How to Keep Premade Foods Fresh
The trick to keeping freezer meals palatable is to choose wisely, and freeze and package them correctly. This requires some trial and error, however I’ve found a few things to be true most of the time. For instance, recipes with a significant amount of dairy—particularly milk—have a different consistency than those without it. When possible, I prefer to omit the milk and add it later during cooking. Also, most soft-fleshed fruits and veggies such as melons, greens, cucumbers and strawberries become squishy once frozen and thawed. Denser produce, however, like beans, onions, peppers, broccoli and cooked potatoes, as well as purees, freeze perfectly.
When freezing, opt for heavy-duty zip-top freezer bags, vacuum-sealed bags or disposable aluminum pans. Zip-top bags work well for chili and soups, as long as all of the air is released. For larger dishes like lasagna and casseroles, disposable aluminum pans work just as well as heavy glass pans. It’s important to press foil down onto the top of the food to prevent freezer burn. If extra protection is needed, wrap the entire container in freezer paper.

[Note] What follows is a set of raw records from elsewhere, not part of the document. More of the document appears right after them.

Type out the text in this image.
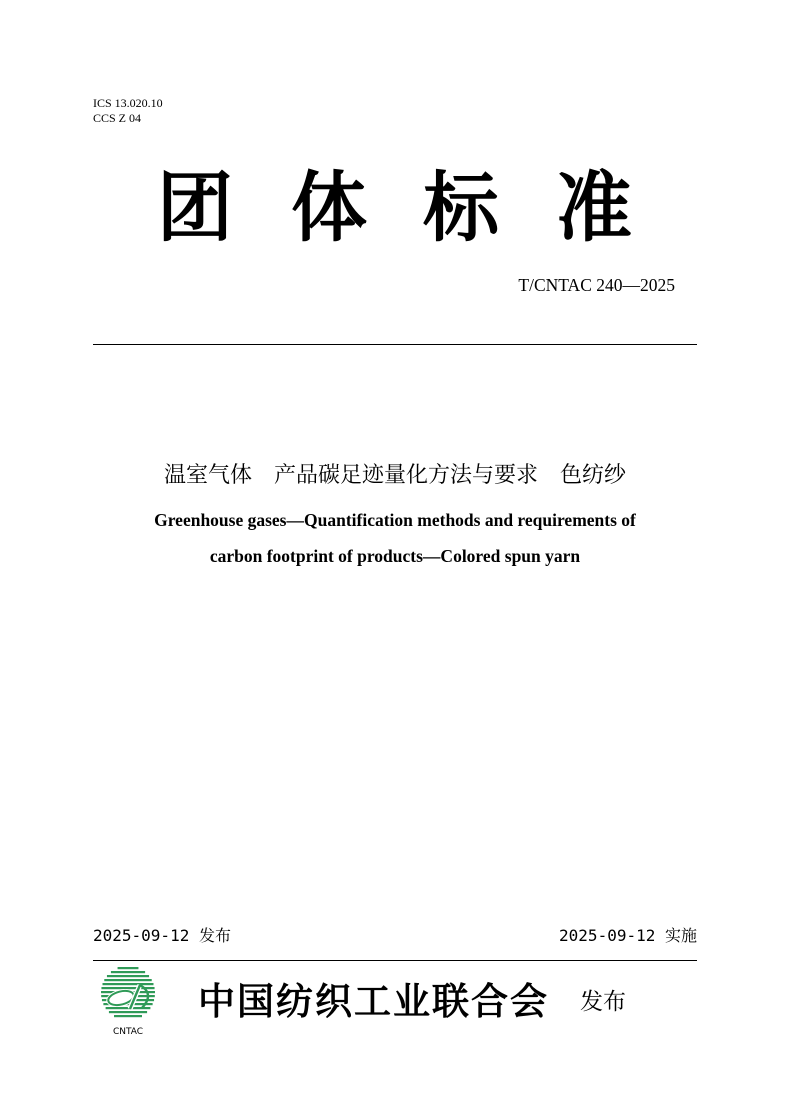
ICS 13.020.10
CCS Z 04
团 体 标 准
T/CNTAC 240—2025
温室气体　产品碳足迹量化方法与要求　色纺纱
Greenhouse gases—Quantification methods and requirements of
carbon footprint of products—Colored spun yarn
2025-09-12 发布	2025-09-12 实施
CNTAC
中国纺织工业联合会 发布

Packaging makes a significant difference with dough-based recipes. Cookies, biscuits, pie crusts and pizza dough maintain their “fresh from the oven” taste and texture best when first frozen raw on a cookie sheet, then removed and vacuum sealed. Most foods keep nicely for one to three months, with vacuum sealing protecting them longest.
To keep your family eating healthy, homegrown foods when life gets too busy for a home-cooked meal, experiment with freezing your family’s favorite dishes for ready-made fast food. You’ll find some meals work best when frozen fully cooked and simply reheated in the microwave, while others work better when frozen raw. Each recipe is different, but over time you’ll learn what works best for your family.